When framing the chart in different areas of the image frame, use a combination of physically moving and tilting the camera to achieve an optimal balance for LCP generation.
The following two passages are from the AdobeLensProfileCreatorCalibrationChartShhtingGuide.pdf
Page11/a -Move camera a bit to the left (so that when turning to the right to face the chart, it is about 10 to 30 degrees). Take a series of shots similar to the first three, above, except that the chart is framed at the center-left, top-left, and bottom-left areas of the image.
v. Move camera to the right, and do the same for the center-right, top-right, and bottom-right areas of the image
pg11/e - When framing the chart in different areas of the image frame, use a combination of physically moving and tilting the camera to achieve an optimal balance for LCP generation.
i. Only moving the camera to frame, so that image plane stays perfectly parallel to the chart, can have an adverse affect on LCP calibration data.
ii. Only tilting the chart may cause depth-of-field issues, where part of the chart may go too far out of focus due to the large angle of the chart in regards to the image plane. This can also have an adverse affect on LCP calibration data.
Does this mean to center the camera with the center/center shot so that the film plane is parallel with the calibration grid, then only use camera tilt on the tripod up and down for the top center an bottom center image. Then move the camera/tripod left (so that when turning to the right to face the chart, it is about 10 to 30 degrees) AND also pan the camera left to shoot the left top center and bottom image.
I think this combination of instructions have me stuck. Move left but not so much that the calibration target image is parallel with the film plane then pan the camera to get the desired framing.

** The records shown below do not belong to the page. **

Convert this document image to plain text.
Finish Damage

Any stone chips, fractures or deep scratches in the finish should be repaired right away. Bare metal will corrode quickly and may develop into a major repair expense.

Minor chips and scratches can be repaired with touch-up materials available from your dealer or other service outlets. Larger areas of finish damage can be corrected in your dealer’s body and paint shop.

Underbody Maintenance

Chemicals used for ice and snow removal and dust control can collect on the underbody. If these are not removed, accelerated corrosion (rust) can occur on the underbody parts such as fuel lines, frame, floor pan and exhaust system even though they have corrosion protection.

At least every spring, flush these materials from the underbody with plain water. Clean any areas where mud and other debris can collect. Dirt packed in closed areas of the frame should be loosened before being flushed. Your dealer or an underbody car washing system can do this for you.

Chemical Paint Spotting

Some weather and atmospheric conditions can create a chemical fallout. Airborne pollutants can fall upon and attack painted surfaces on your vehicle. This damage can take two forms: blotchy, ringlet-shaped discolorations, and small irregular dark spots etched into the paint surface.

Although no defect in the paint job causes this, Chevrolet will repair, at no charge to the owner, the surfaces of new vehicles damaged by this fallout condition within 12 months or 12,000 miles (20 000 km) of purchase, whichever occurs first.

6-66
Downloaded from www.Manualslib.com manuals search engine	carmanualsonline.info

Would I be correct to say - move left until the angel to the calibration image is 10-30 degrees and then use camera pan on the tripod to get the image framed properly. ... Is the desire to move as little as possible, or pan as little as possible, or to balance moving and panning in some way.
I am profiling a Nikon D7000/TAMRON 11-18mm F/4.5-5.6 lens and have a large target 36"x48" and read that I should shoot at minimum focus distance, 3x minimum, and 5x minimum which equates to 9.8 inches, 29.4 inches and 49 inches... I use this combo to shoot home interior shots at an focal distance of more like 10-20 feet from surrounding walls.. would I also need shots at (120 inches?) 10 feet?
I really (really) want to get the distance to subject and camera moving/pan combination right.